# NTFS и Gentoo (solved)

## dish

Здравствуйте! Я столкнулся со следующей проблемой: мой жесткий диск, подключаемый через USB в файловой системе NTFS. Из под линукса я нке могу на него писать, хотя в ядре стоит поддержка записи на NTFS-разделы. Помогите пожалуйста.Last edited by dish on Wed Mar 30, 2005 9:54 am; edited 1 time in total

----------

## rusxakep

Можно ТОЛЬКО перезаписывать старые файлы - новые создавать и удалять нельзя.

----------

## dish

У меня на этом харде в частности лежит музыка. Я не могу поменять ее id3-тэги. Может я чего монтирую неправльно? А создавать новые файлы, по-моему, все-таки можно.

----------

## rusxakep

незнаю - по документации - ссылку не приведу, нельзя там создавать новые файлы.

кидай /etc/fstab, посмотрим как ты ее монтируешь... В ядре точно включил опцию записи на NTFS?

----------

## dish

/dev/sda1		/mnt/storage	ntfs		noauto,noatime		0 2

Опцию включил абсолютно точно! Сейчас проверил

----------

## rusxakep

/dev/sda1 /mnt/storage ntfs noauto,noatime,rw 0 2

попробуй так

P.S: в dmesg обычно пишется в каком режиме подключен NTFS модуль.  :Rolling Eyes: 

----------

## dish

Не помогло  :Sad: ((

----------

## viy

Что ядро говорит на тему NTFS? В dmesg.

----------

## dish

NTFS-fs error (device sda1): ntfs_ucstonls(): Unicode name contains characters that cannot be converted to character set default.

----------

## ZmiyGorinich

Попробуй: /dev/sda1 /mnt/storage ntfs noauto,noatime,rw,utf8 0 2

У тебя локаль какая стоит? У меня система в UTF8 и все нормально пишеться

----------

## ctull

 *dish wrote:*   

> Здравствуйте! Я столкнулся со следующей проблемой: мой жесткий диск, подключаемый через USB в файловой системе NTFS. Из под линукса я нке могу на него писать, хотя в ядре стоит поддержка записи на NTFS-разделы. Помогите пожалуйста.

 

сделай в оффтопике полную проверку диска, а затем пытайся, но никто не советует (даже FAQи) заниматься записью на NTFS, ибо раздел в скором времени дохнет.

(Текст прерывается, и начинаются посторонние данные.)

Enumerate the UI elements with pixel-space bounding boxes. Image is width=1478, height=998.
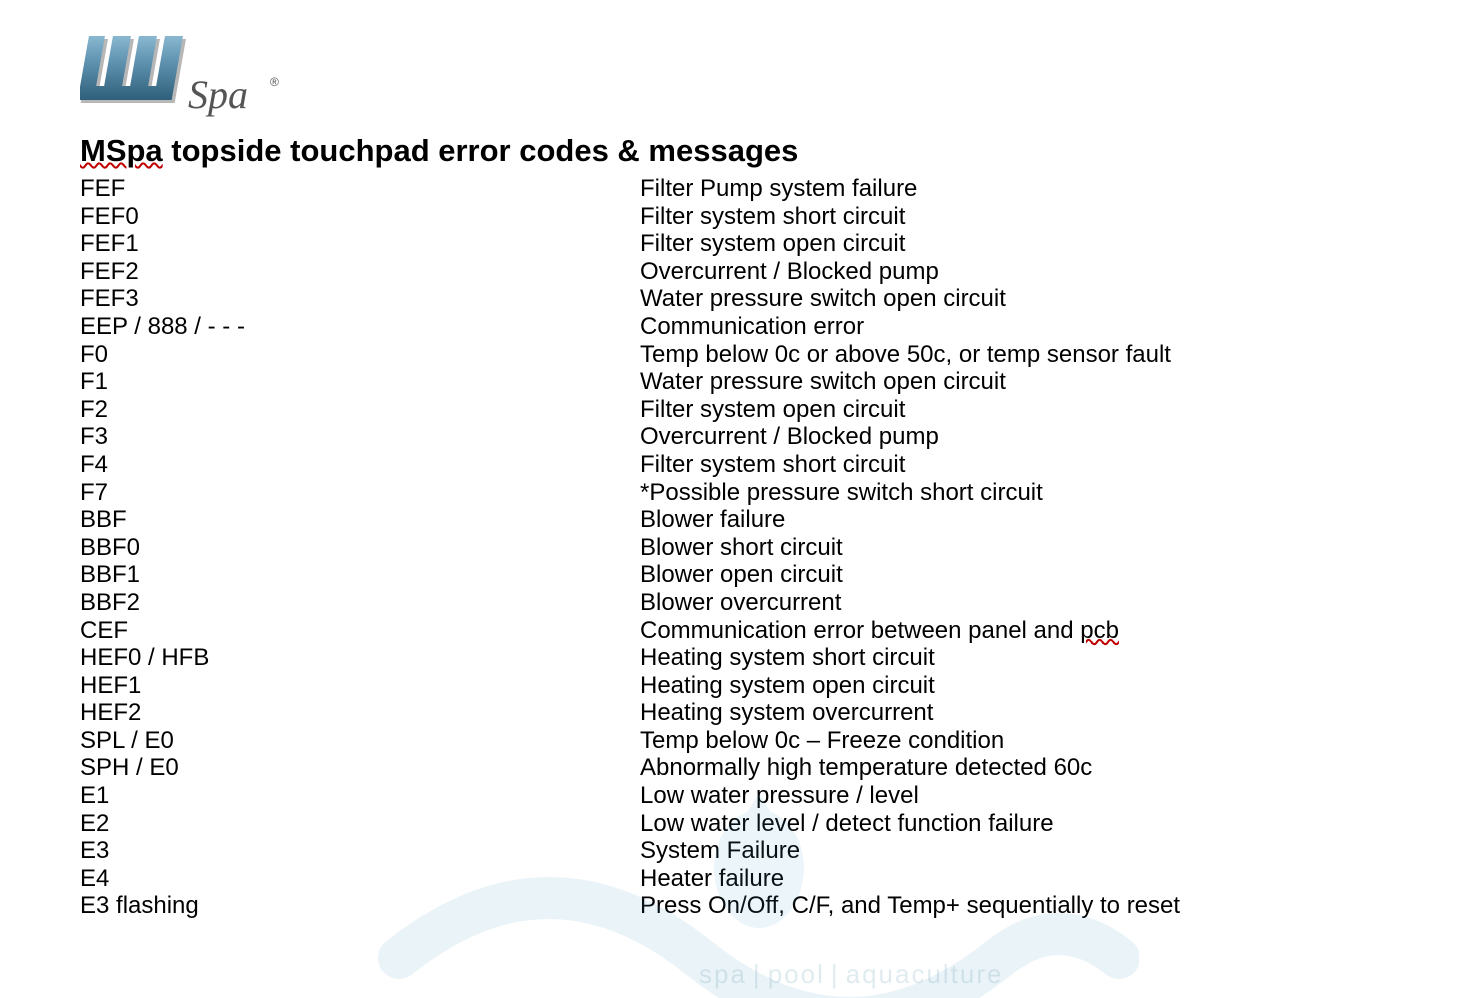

да, и может не писаться также из-за того, что в fstab кодировка должна быть utf8 :)

----------

## dish

Локаль у меня koi-8.

----------

## ZmiyGorinich

Когда просто монтируешь русские имена видишь?

----------

## sovchik

добавь  к параметрам umask=000 - наверное у тебя прав не хватает.

плюс, ведро какое? нужно 2.6.xx, так как на 2.4.хх все не очень приятно

----------

## dish

Когда я стал монтировать его с utf8, dmesg стал выдавать следующее:

NTFS-fs error (device sda1): ntfs_check_logfile(): The two restart pages in $LogFile do not match.

NTFS-fs error (device sda1): load_system_files(): Failed to load $LogFile.  Mounting read-only.  Mount in Windows.

----------

## WI

 *dish wrote:*   

> Когда я стал монтировать его с utf8, dmesg стал выдавать следующее:
> 
> NTFS-fs error (device sda1): ntfs_check_logfile(): The two restart pages in $LogFile do not match.
> 
> NTFS-fs error (device sda1): load_system_files(): Failed to load $LogFile.  Mounting read-only.  Mount in Windows.

 

Ужель такая необходимость иметь переносной диск под NTFS? Куда уж проще "родной" фат. C чтением проблем не было и под 2.4, чем часто пользовался для выдирания файлов с нтфсных дисков на павших машинах.  Запись пробовал в качесте эксперимента на 2.6.9. Как ни странно таких глюков не было. Правда  минут через 40  диск упал  :Sad:  . ИМХО сыровато для сербьезного пользования.

----------

## dish

Объем харда 80 гигов, а файлы на нем бывают по 3-4 гига. Если бы его не надо было под виндами читать, я бы его в рейзер какой-нибудь загнал и все ок. Фат немного глючит с большими файлами  :Sad: 

----------

## dish

Вместо русских букв вижу там непонятные значки. Может быть, я в кернеле не так nls указал?

----------

## rusxakep

BTW: Есть читалка reiserfs под Windows

----------

## dish

Спасибо всем! Я переконвертировал в фат половину харда и доволен. А ставить читалку рейзерфс на каждую машину -- ИМХО изврат. Тем более что я часто подключаю к новым компам этот хард.

----------

## Nominus

Про captive видимо никто не слышал  :Smile: 

----------